Selecting the Right Properties

Properties are the backbone of Deepchecks' evaluation system, enabling automated scoring across different interaction types. Each type comes with a default set of built-in properties chosen by Deepchecks to reflect common evaluation needs. However, these defaults may not always match your specific goals.

To build the right evaluation pipeline, start by defining your quality standards and business objectives. Then select the properties that best align with them. You can customize your setup by adding or removing properties on the Properties page. Deepchecks provides a rich catalog of built-in options and supports user-defined and prompt-specific properties—allowing you to tailor evaluations to your app's exact needs.

Beyond their role in automated annotation, properties can also help track performance trends or assist in Root Cause Analysis (RCA). Useful examples include Input Sentiment or Text Length.

Examples

Customer Support Q&A BOT

Consider a customer support Q&A chatbot that answers user questions through a RAG (Retrieval-Augmented Generation) process. In this use case, you may prioritize concise responses following a predefined structure over providing users with comprehensive information about their queries.

For such a use case, we would recommend removing the Retrieval Utilization property and adding Instruction Fulfillment as an evaluation property to better align the auto annotation pipeline with your quality objectives.

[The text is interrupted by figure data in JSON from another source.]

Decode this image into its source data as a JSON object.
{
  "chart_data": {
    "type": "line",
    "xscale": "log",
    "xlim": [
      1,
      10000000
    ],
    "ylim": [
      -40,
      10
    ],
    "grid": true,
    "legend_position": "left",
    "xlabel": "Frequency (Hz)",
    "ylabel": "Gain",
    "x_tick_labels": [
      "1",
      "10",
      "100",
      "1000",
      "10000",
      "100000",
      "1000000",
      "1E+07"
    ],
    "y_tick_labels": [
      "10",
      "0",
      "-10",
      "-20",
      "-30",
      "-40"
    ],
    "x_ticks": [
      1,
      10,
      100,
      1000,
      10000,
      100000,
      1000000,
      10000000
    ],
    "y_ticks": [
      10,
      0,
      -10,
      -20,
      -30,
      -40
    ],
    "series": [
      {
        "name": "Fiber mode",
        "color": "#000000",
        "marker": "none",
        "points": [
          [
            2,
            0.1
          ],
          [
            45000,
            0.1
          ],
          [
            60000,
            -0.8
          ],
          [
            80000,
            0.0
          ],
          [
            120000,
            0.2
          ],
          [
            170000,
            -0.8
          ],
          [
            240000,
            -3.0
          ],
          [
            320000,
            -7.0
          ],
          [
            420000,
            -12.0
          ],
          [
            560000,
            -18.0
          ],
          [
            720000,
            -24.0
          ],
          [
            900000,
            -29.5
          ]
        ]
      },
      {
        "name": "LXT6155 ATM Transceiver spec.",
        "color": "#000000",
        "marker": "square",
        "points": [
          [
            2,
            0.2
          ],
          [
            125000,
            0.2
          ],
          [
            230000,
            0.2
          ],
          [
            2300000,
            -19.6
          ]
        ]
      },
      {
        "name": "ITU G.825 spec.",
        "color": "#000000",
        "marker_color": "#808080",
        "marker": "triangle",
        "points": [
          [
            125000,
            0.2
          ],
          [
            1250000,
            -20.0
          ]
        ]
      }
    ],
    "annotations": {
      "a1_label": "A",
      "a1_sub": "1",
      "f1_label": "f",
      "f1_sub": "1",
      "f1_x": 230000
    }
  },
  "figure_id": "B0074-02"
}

Medical Reports Summarization

Consider a medical AI system that generates summaries of patient reports for healthcare professionals. In this use case, accuracy and appropriate medical terminology are crucial, as healthcare providers need precise, professionally written summaries that maintain clinical accuracy while being concise.

For such a use case, in addition to classic summarization metrics such as Coverage and Grounded in Context, users may also want to add a custom property that evaluates the appropriate use of medical terminology when needed, rather than avoiding technical language. This would be implemented as a custom prompt property to ensure clinical accuracy and professional standards.